(43) Robust regression and outlier detection

In this example show how gmtregress can be used to determine a robust regression line using reweighted least squares and from this fit we are able to identify outliers with respect to the main trend.

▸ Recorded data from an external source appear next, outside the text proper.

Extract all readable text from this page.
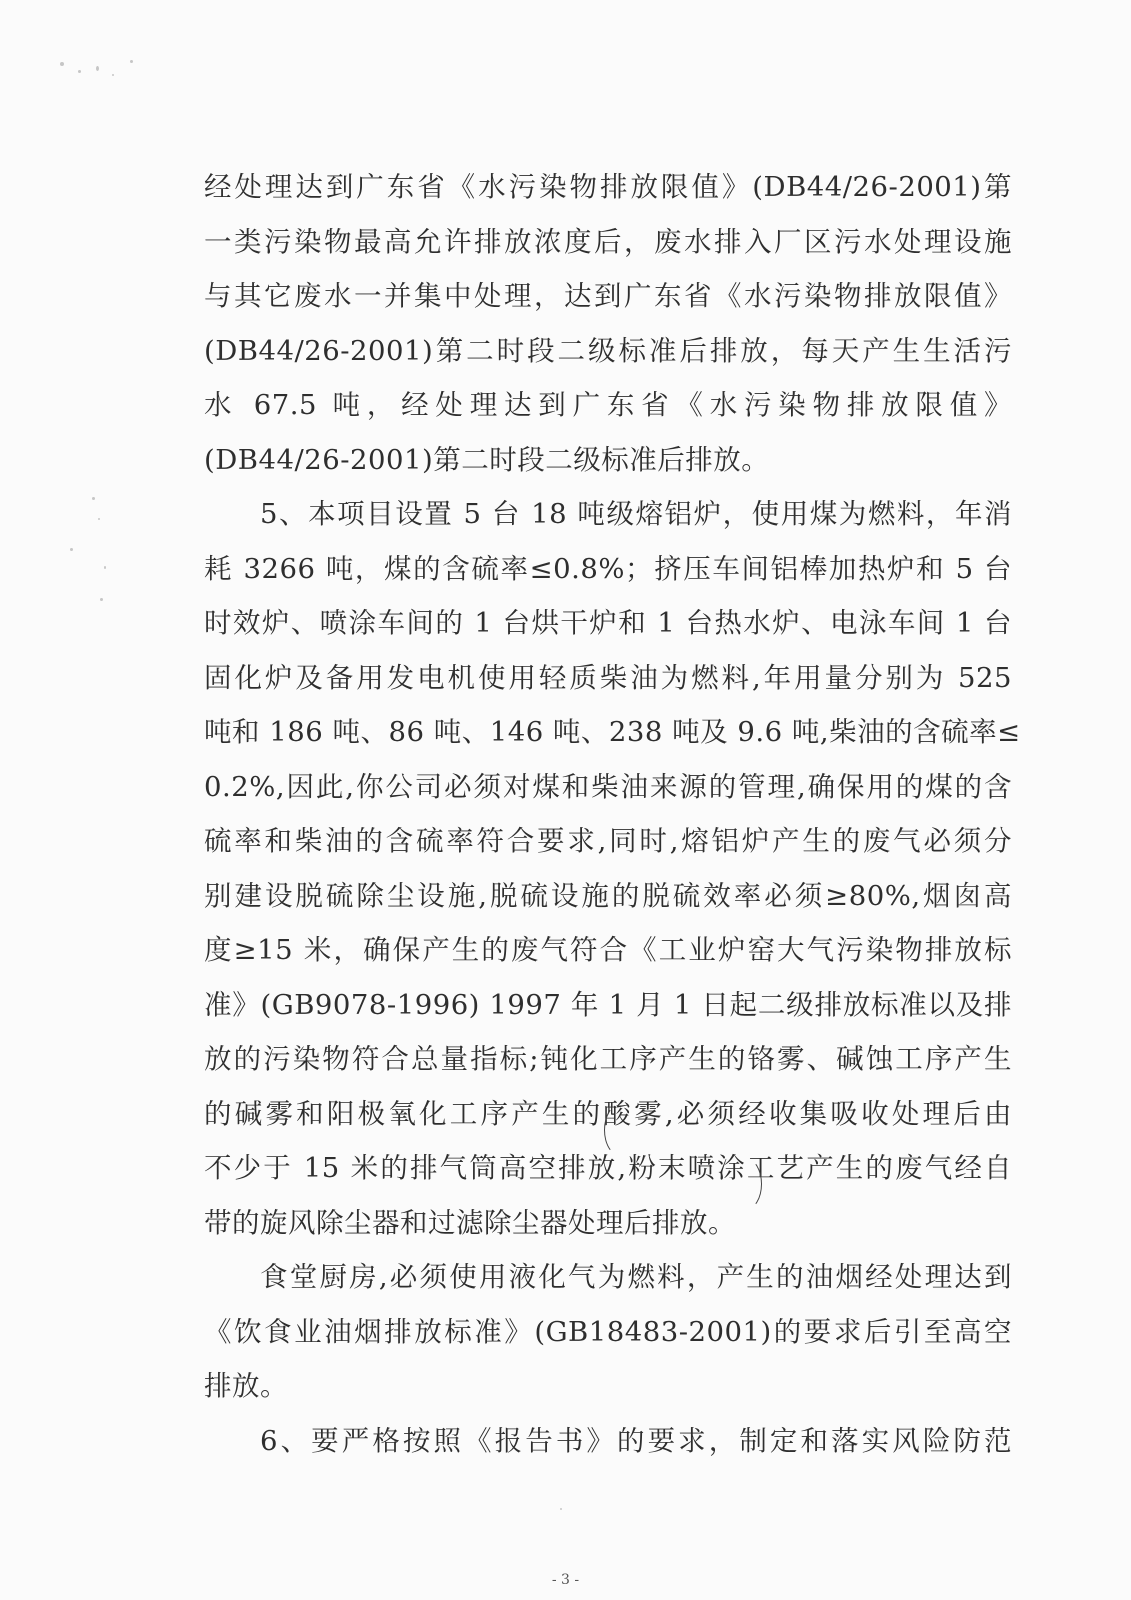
经处理达到广东省《水污染物排放限值》(DB44/26-2001)第
一类污染物最高允许排放浓度后，废水排入厂区污水处理设施
与其它废水一并集中处理，达到广东省《水污染物排放限值》
(DB44/26-2001)第二时段二级标准后排放，每天产生生活污
水 67.5 吨，经处理达到广东省《水污染物排放限值》
(DB44/26-2001)第二时段二级标准后排放。
5、本项目设置 5 台 18 吨级熔铝炉，使用煤为燃料，年消
耗 3266 吨，煤的含硫率≤0.8%；挤压车间铝棒加热炉和 5 台
时效炉、喷涂车间的 1 台烘干炉和 1 台热水炉、电泳车间 1 台
固化炉及备用发电机使用轻质柴油为燃料,年用量分别为 525
吨和 186 吨、86 吨、146 吨、238 吨及 9.6 吨,柴油的含硫率≤
0.2%,因此,你公司必须对煤和柴油来源的管理,确保用的煤的含
硫率和柴油的含硫率符合要求,同时,熔铝炉产生的废气必须分
别建设脱硫除尘设施,脱硫设施的脱硫效率必须≥80%,烟囱高
度≥15 米，确保产生的废气符合《工业炉窑大气污染物排放标
准》(GB9078-1996) 1997 年 1 月 1 日起二级排放标准以及排
放的污染物符合总量指标;钝化工序产生的铬雾、碱蚀工序产生
的碱雾和阳极氧化工序产生的酸雾,必须经收集吸收处理后由
不少于 15 米的排气筒高空排放,粉末喷涂工艺产生的废气经自
带的旋风除尘器和过滤除尘器处理后排放。
食堂厨房,必须使用液化气为燃料，产生的油烟经处理达到
《饮食业油烟排放标准》(GB18483-2001)的要求后引至高空
排放。
6、要严格按照《报告书》的要求，制定和落实风险防范
- 3 -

The result shows dinosaurs were large and dumb, humans and some monkeys pretty smart, and the rest of the mammals doing alright.

#!/bin/bash
#               GMT EXAMPLE 43
#               $Id$
#
# Purpose:      Illustrate regression and outlier detection
# GMT modules:  gmtregress, psbasemap, pslegend, pstext, psxy
# Unix progs:   grep, paste, awk, sed
#

# Data from Table 7 in Rousseeuw and Leroy, 1987.
ps=example_43.ps

gmt regress -Ey -Nw -i0:1+l bb_weights.asc > model.txt
gmt regress -Ey -Nw -i0:1+l bb_weights.asc -Fxmc -T-2/6/0.1 > rls_line.txt
gmt regress -Ey -N2 -i0:1+l bb_weights.asc -Fxm -T-2/6/8 > ls_line.txt
grep -v '^>' model.txt > A.txt
grep -v '^#' bb_weights.asc > B.txt
$AWK '{if ($7 == 0) printf "%dp\n", NR}' A.txt > sed.txt
gmt makecpt -Clightred,green -T0/2/1 -F+c -N > t.cpt
gmt psbasemap -R0.01/1e6/0.1/1e5 -JX6il -P -Ba1pf3 -Bx+l"Log@-10@- body weight (kg)" -By+l"Log@-10@- brain weight (g)" -BWSne+glightblue -K -X1.5i -Y4i > $ps
gmt psxy -R-2/6/-1/5 -JX6i -O -K rls_line.txt -L+yt -Glightgoldenrod >> $ps
sed -n -f sed.txt B.txt | gmt pstext -R0.01/1e6/0.1/1e5 -JX6il -O -K -F+f12p+jRM -Dj0.15i >> $ps
gmt psxy -R-2/6/-1/5 -JX6i -O -K -L+d+p0.25p,- -Gcornsilk1 rls_line.txt >> $ps
gmt psxy -R -J -O -K rls_line.txt -W3p >> $ps
gmt psxy -R -J -O -K ls_line.txt -W1p,- >> $ps
gmt psxy -R -J -O -K -Sc0.15i -Ct.cpt -Wfaint -i0,1,6 model.txt >> $ps
gmt pstext A.txt -R -J -O -K -F+f8p+jCM+r1 -B0 >> $ps
# Build legend
cat << EOF > legend.txt
H 18 Times-Roman Index of Animals
D 1p
N 7 43 7 43
EOF
$AWK -F'\t' '{printf "L - - C %d.\nL - - L %s\n", NR, $NF}' B.txt >> legend.txt
gmt pslegend -DjBR+w2.5i+o0.4c -R -J -O -K -F+p1p+gwhite+s+c3p+r legend.txt --FONT_LABEL=8p >> $ps
gmt psbasemap -R0.5/28.5/-10/4 -JX6i/2i -O -K -Y-2.9i -B+glightgoldenrod >> $ps
gmt psxy -R -J -O -K -Gcornsilk1 -W0.25p,- << EOF >> $ps
>
0	-2.5
30	-2.5
30	2.5
0	2.5
> -Glightblue
0	-10
30	-10
30	-2.5
0	-2.5

EOF
$AWK '{print NR, $6, $7}' A.txt | gmt psxy -R -J -O -K -Sb1ub0 -W0.25p -Ct.cpt >> $ps
gmt psbasemap -R -J -O -K -Bafg100 -Bx+l"Animal index number" -By+l"z-zcore" -BWSne >> $ps
gmt psxy -R -J -O -T >> $ps
rm -f *.txt t.cpt
../_images/example_43.png

Robust Regression and Outlier Detection.